Co-Administration of High Levels of Resveratrol and Quercetin May Significantly Reduce the Cardiac Toxicity of Doxorubincin, Allowing Increased Use of This Highly Effective Anti-Cancer Drug

Resveratrol (image) and quercetin, two polyphenols that have been widely studied for their health properties, may soon become the basis of an important new advance in cancer treatment, primarily by improving the efficacy and potential use of an existing chemotherapeutic cancer drug. Resveratrol, a powerful antioxidant found in red wine and other foods, has already received much attention as a possible explanation for the "French paradox," a low incidence of cardiovascular disease despite a diet often high in fats. The new research suggests that resveratrol may soon have value far beyond that. In laboratory experiments, researchers at Oregon State University have developed a system to increase the bioavailability of these compounds in the body by using "copolymers" that make the compounds water soluble and allow their injection into the blood stream, creating levels that are far higher than could ever be obtained by diet or oral intake. The resveratrol and quercetin then appear to reduce the cardiac toxicity of a very widely used cancer drug, Adriamycin (doxorubicin). Although highly effective in the treatment of lymphomas, breast, ovarian, and other cancers, Adriamycin can only be used for a limited time in humans because of its cardiotoxicity.

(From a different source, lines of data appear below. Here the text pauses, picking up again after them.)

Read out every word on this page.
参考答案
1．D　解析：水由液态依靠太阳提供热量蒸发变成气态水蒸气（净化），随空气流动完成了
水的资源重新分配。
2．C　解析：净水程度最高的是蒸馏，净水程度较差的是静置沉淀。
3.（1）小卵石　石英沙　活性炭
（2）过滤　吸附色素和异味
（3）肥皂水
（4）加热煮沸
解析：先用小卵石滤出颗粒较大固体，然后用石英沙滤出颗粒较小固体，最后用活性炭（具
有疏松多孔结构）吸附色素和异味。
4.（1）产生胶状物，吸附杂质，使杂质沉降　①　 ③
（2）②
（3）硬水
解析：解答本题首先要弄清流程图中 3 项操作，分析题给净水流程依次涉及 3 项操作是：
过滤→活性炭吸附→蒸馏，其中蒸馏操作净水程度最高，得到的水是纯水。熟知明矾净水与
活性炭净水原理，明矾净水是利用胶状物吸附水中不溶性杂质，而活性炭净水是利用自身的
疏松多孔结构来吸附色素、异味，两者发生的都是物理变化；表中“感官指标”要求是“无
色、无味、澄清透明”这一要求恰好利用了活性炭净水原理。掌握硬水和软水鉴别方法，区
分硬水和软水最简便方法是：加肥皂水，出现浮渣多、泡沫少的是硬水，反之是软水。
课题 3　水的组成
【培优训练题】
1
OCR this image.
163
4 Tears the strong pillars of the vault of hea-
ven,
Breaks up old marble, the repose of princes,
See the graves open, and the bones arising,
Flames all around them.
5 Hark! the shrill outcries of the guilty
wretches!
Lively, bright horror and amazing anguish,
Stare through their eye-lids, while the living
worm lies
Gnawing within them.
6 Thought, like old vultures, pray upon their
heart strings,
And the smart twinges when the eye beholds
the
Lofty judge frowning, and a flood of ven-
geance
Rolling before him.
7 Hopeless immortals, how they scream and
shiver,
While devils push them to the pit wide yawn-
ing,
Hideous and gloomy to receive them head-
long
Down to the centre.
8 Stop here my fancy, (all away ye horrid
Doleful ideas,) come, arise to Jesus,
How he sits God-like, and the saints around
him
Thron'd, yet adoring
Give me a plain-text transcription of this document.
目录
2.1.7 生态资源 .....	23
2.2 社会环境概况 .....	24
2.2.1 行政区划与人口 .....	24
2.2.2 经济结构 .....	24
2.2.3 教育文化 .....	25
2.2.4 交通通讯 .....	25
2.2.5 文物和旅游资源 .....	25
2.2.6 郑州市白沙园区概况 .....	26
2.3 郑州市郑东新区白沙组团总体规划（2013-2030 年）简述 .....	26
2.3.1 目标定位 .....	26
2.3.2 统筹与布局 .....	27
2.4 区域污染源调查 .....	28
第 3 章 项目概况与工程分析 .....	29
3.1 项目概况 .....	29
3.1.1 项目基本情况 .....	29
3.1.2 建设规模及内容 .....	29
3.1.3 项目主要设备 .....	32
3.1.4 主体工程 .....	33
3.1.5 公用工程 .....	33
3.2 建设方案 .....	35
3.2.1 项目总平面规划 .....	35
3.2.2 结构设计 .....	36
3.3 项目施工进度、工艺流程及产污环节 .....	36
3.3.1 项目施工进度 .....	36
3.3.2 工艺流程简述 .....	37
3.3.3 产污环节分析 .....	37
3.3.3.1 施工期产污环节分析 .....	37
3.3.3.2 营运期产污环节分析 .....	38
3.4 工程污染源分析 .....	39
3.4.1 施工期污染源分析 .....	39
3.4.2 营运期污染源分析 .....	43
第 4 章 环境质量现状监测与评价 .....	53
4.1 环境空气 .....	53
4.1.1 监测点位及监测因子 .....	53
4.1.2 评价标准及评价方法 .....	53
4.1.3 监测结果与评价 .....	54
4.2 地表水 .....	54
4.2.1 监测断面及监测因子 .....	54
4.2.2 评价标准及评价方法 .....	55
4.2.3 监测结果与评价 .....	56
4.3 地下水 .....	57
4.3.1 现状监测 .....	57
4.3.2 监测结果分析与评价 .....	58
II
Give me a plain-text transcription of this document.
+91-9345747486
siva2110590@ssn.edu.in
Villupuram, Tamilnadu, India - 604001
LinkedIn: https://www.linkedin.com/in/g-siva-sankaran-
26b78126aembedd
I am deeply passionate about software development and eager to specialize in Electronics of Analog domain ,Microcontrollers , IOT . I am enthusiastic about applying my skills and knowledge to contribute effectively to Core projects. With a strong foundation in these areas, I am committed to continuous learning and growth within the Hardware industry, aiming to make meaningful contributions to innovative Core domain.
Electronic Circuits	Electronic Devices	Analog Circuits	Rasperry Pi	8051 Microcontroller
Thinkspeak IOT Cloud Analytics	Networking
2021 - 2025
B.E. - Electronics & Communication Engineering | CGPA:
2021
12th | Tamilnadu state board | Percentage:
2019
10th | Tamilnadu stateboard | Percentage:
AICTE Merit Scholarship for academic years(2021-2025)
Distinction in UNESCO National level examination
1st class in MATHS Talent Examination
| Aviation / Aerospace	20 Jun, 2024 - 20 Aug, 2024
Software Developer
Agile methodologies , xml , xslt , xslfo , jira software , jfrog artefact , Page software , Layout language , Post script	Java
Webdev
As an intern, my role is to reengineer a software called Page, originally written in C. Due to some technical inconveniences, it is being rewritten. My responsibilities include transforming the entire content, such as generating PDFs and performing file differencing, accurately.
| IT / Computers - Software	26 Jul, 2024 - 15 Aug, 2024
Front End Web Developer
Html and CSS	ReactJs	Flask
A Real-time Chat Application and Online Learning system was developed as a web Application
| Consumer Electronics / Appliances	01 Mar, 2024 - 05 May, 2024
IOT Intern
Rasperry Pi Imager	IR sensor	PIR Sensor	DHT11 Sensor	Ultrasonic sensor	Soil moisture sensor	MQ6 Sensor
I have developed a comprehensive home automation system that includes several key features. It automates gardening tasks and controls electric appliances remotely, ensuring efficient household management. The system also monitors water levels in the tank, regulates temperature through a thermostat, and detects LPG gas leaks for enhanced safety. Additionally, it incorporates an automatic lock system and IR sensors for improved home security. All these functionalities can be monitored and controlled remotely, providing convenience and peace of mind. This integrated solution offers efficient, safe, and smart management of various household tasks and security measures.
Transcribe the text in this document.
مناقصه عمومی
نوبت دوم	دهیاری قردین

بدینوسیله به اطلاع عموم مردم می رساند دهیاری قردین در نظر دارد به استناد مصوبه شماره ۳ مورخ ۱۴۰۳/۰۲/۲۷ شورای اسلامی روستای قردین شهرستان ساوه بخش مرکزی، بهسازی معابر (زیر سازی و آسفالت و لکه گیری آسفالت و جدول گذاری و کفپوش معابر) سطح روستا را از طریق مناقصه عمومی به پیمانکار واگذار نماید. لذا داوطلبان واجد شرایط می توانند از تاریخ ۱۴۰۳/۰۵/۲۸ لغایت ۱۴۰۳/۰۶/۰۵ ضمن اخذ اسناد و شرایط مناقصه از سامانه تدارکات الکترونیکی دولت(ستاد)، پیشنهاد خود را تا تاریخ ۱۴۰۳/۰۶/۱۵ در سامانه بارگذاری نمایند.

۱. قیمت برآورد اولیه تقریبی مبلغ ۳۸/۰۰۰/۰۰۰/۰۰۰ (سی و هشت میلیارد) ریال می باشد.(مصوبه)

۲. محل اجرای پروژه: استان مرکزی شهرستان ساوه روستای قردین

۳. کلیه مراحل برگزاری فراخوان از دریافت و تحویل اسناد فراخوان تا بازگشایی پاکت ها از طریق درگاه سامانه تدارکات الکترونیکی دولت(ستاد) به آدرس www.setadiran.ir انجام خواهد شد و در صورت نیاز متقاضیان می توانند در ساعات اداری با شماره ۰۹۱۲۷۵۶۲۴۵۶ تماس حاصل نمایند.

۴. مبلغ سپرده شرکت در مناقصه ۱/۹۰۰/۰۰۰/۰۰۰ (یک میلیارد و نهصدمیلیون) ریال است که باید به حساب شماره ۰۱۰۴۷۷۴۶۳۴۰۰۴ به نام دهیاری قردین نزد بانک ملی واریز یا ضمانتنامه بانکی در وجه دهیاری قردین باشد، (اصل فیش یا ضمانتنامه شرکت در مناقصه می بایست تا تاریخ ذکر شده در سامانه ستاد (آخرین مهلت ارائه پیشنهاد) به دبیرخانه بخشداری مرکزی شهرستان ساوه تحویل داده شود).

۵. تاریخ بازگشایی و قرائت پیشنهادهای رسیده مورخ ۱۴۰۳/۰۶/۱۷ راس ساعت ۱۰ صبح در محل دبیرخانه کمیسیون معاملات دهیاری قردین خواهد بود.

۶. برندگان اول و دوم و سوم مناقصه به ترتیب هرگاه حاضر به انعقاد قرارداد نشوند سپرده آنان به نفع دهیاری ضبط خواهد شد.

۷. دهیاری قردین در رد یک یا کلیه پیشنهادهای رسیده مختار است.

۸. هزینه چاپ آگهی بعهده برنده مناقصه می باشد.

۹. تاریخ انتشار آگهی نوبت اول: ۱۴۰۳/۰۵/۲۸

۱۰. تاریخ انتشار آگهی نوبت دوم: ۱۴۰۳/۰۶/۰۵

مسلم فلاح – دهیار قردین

The co-administration of these polyphenols might allow much more extensive use of this drug, while at the same time improving its efficacy and demonstrating the polyphenols' own anti-cancer properties, scientists said. This research has been published online by the Journal of Controlled Release and will appear in the September 10, 2015 print issue of this journal. The authors are scientists from the College of Pharmacy at Oregon State University (OSU) and the School of Pharmacy at Pacific University. Both institutions supported the research.